Sunday, July 22, 2012

Pick Any Two Constraints

Most of us are familiar with an industry adage:
Faster, cheaper, better... Pick any two.
The idea is simple. You want something soon (faster), you don't want to spend a lot (cheaper), and you want it to be a quality product (better). However, you're not going to get everything you want. Reality doesn't work that way. And so you choose the two that you want more and settle for those.

  • If you want your software delivered quickly and to be of high quality, it won't be cheap.
  • If you want your software cheap and of high quality, it won't be delivered soon.
  • If you want your software delivered quickly and cheap, it won't be of high quality.
I've encountered plenty of people in the industry who are familiar with this, but for some reason it never sinks in with customers. Maybe project sponsors are just too accustomed to getting everything they want that they can't imagine having to pick something to sacrifice? That's a cop-out answer, so no. Or, perhaps we're not communicating the concept in a way that they truly understand? This is a much more productive approach, because it puts the onus on us to better facilitate that communication, which is our professional responsibility.

So instead of choosing which two you want, instead think of it like this:
Schedule, budget, quality... Choose the two by which the project is constrained.
Unless the project leadership has a complete and unerring understanding of the entire project (which I've never seen happen, so let's just assume for a moment that it's not realistic), the project will require some "wiggle room." In this triangle of constraints, it's going to move along an axis somewhere:


The good news is, you get to decide where:


So which two of the three axes will be fixed for the duration of the project, and which one will be allowed to fluctuate? That's for the business to decide. The most important part is that this be communicated explicitly and without confusion before work begins. It's easy for assumptions to be made when communication isn't explicit, and attempting to scope and document those assumptions is a fool's errand.

Ah, but there's a catch. (Isn't there always?) One of these three axes is a lot more difficult to quantify than the other two.
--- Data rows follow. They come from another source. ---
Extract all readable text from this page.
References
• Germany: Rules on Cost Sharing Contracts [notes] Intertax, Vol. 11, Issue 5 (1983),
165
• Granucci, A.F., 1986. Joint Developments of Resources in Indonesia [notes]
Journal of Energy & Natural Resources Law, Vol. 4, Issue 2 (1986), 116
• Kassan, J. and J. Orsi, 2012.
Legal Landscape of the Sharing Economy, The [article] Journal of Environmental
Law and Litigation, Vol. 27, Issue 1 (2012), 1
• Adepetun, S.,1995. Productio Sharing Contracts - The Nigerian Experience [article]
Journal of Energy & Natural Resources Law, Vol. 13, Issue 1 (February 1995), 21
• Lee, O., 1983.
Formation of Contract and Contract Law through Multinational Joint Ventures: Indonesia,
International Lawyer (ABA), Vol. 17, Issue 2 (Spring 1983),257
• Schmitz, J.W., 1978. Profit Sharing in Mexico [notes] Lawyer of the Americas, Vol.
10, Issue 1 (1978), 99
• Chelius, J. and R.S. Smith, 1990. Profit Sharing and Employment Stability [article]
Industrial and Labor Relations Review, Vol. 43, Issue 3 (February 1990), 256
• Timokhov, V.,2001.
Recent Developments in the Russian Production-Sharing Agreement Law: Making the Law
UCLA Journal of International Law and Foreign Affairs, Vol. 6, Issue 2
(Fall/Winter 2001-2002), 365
How do we, as an industry, measure software quality? What metrics do we employ? It's a bit of a difficult question, isn't it? Now take it a step further and try to answer that question in a way that a non-developer can understand. We can talk about unit tests and code coverage and continuous integration all day long, but a project sponsor isn't going to hear us. "It's all Greek to him" and MEGO Syndrome sets in quickly.

This is a fair response. After all, how much attentiveness and interest is the developer going to be able to maintain if the project sponsor steers the discussion toward budget forecasts and marketing predictions? I can assure you that the moment somebody breaks out some spreadsheets to talk about finances, my attention span is entirely dissolved. (Some of you may enjoy such topics, of course. But I'm sure there are others which thoroughly glaze your eyes and put you to sleep. So the point remains.)

Ay, there's the rub. And I wish I had an answer right now, but I don't. Not yet anyway. So the challenge is ours to defend our axis of quality. However, the decision itself still belongs to the business. Just because we can't quantify it doesn't mean we should sweep it under the rug.
If you constrain the project by schedule and budget, quality will slip.
Plain and simple. The stakeholder(s) will ask us to quantify that, and right now we can't. (If you can, please speak up. The industry needs to know what you have to say.) We can quantify schedule, and we can quantify budget. Those are pretty clear and understandable metrics. And so (unerringly in my career so far) the business will choose those two metrics as the fixed axes. Those are what they understand, so those are what they choose to control.

The quality axis isn't in their scope of control, so choosing that one would rely them very heavily on you to control it. It would leave them with no guarantee that they're controlling any more than one axis, which is no comforting situation at all. So, again, the onus is on you to communicate and "sell" this idea. At least for now.

The critical piece, however, is that the idea is at least communicated. The business has every reason and every right to sacrifice quality in order to meet schedule and budget. It's unfortunate, and it leaves a sour taste in our mouths as engineers, but it's their decision and not ours. Don't make the decision for them. Don't speak only in terms of two constraints.

As professionals it's not only our responsibility to craft a quality product, it's even more importantly our responsibility to communicate the risks to that quality when discussing the product with the business. And, conversely, as professionals it's the responsibility of the business to understand the reality of what we're communicating (provided we can communicate it effectively.) Or, to put it another way... They won't be mad if you set the expectation. They'll be mad if you make their decision for them.